YP_287866 is encoded by only one gene; however, it comprises two distinct domains with different functions. The complete model showed both domains linked by a disulfide bond between Cys74 and Cys275 within the N-terminal and C-terminal regions, respectively. This domain architecture was also found in another HD-domain protein fused to a nucleotidyltransferase domain [32]. Because the binding sites in both domains are not spatially superimposed, and the templates form dimers (2H29 and 2OGI), we can conclude that this architecture is likely to exist. Moreover, the model has 97.9% of its residues in preferred and allowed regions of the Ramachandran plot, indicating good stereochemical quality.

As mentioned above, some enzymes of the NAD biosynthetic and recycling pathways have not been identified in M. hyopneumoniae. However, based on structural information, we propose that one of the YP_287866 domains is NadD, and we also suggest that YP_287786 functions in this same metabolic pathway, thereby completing the NAD biosynthetic pathway.

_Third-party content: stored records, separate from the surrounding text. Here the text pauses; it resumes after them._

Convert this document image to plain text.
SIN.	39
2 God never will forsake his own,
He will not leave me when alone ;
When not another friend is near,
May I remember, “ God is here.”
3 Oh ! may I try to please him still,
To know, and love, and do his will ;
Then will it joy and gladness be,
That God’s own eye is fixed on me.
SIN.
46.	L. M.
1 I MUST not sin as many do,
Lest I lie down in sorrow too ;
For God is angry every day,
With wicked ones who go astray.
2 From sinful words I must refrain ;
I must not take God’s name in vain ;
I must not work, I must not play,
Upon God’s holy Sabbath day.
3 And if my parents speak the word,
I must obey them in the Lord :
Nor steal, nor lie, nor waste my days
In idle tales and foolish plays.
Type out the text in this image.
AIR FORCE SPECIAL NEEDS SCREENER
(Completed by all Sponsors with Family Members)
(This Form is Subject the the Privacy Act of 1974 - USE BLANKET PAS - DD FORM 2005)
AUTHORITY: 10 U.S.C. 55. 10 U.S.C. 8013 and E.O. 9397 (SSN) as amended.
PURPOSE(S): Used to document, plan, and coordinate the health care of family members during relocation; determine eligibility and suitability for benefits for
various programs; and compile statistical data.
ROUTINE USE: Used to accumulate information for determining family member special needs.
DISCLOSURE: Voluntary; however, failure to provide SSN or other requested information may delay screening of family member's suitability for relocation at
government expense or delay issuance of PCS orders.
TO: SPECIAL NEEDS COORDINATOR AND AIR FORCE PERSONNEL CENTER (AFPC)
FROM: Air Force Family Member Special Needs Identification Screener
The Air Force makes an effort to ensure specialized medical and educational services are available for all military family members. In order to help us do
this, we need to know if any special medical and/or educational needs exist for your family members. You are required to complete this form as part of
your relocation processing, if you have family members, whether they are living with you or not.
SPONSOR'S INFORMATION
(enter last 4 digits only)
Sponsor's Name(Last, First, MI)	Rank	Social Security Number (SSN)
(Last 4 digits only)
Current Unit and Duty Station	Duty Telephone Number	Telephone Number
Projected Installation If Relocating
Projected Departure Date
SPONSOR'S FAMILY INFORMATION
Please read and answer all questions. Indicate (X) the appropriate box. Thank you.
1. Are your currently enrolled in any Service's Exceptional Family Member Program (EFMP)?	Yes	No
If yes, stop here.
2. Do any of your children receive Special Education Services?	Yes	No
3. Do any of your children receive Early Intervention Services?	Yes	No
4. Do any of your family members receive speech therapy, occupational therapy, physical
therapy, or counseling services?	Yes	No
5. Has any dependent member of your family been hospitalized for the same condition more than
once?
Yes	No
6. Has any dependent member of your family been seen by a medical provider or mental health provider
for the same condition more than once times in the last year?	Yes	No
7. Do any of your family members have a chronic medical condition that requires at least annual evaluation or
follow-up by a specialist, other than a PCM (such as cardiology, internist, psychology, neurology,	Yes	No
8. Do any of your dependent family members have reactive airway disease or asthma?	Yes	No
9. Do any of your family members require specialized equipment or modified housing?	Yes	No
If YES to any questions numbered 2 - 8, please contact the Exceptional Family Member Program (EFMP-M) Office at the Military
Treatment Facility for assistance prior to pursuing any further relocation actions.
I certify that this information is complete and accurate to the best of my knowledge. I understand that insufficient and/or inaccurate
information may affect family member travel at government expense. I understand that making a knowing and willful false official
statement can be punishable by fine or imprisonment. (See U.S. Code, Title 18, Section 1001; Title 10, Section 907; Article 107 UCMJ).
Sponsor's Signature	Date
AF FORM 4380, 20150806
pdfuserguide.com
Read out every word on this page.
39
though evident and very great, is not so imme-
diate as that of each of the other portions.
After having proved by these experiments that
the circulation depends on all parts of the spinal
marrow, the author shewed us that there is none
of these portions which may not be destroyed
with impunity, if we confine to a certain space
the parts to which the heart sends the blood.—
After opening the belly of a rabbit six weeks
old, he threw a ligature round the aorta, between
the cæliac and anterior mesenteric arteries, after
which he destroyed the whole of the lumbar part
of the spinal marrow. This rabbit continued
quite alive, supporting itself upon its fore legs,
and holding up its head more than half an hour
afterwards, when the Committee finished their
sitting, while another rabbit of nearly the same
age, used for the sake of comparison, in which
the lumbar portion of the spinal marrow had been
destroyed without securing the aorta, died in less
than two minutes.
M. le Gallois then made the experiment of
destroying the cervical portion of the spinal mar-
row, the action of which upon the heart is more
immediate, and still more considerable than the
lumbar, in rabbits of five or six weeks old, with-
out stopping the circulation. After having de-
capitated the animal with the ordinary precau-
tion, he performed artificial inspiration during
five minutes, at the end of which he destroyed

The threading programs suggested the crystal structure of nicotinate phosphoribosyltransferase from Thremoplasma acidophilum (TmNAPRTase) [34] (PDB ID: 1YTK) as the best hit for the YP_287786 sequence. Further structural analysis suggested another homolog with a solved 3D structure, i.e., NAPRTase (EC from Enterococcus faecalis (EfNAPRTase) (PDB ID: 2F7F). This enzyme catalyzes the synthesis of nicotinic acid mononucleotide (NAMN) from adenine and phosphoribosyl pyrophosphate (PRPP), regardless of the presence of ATP.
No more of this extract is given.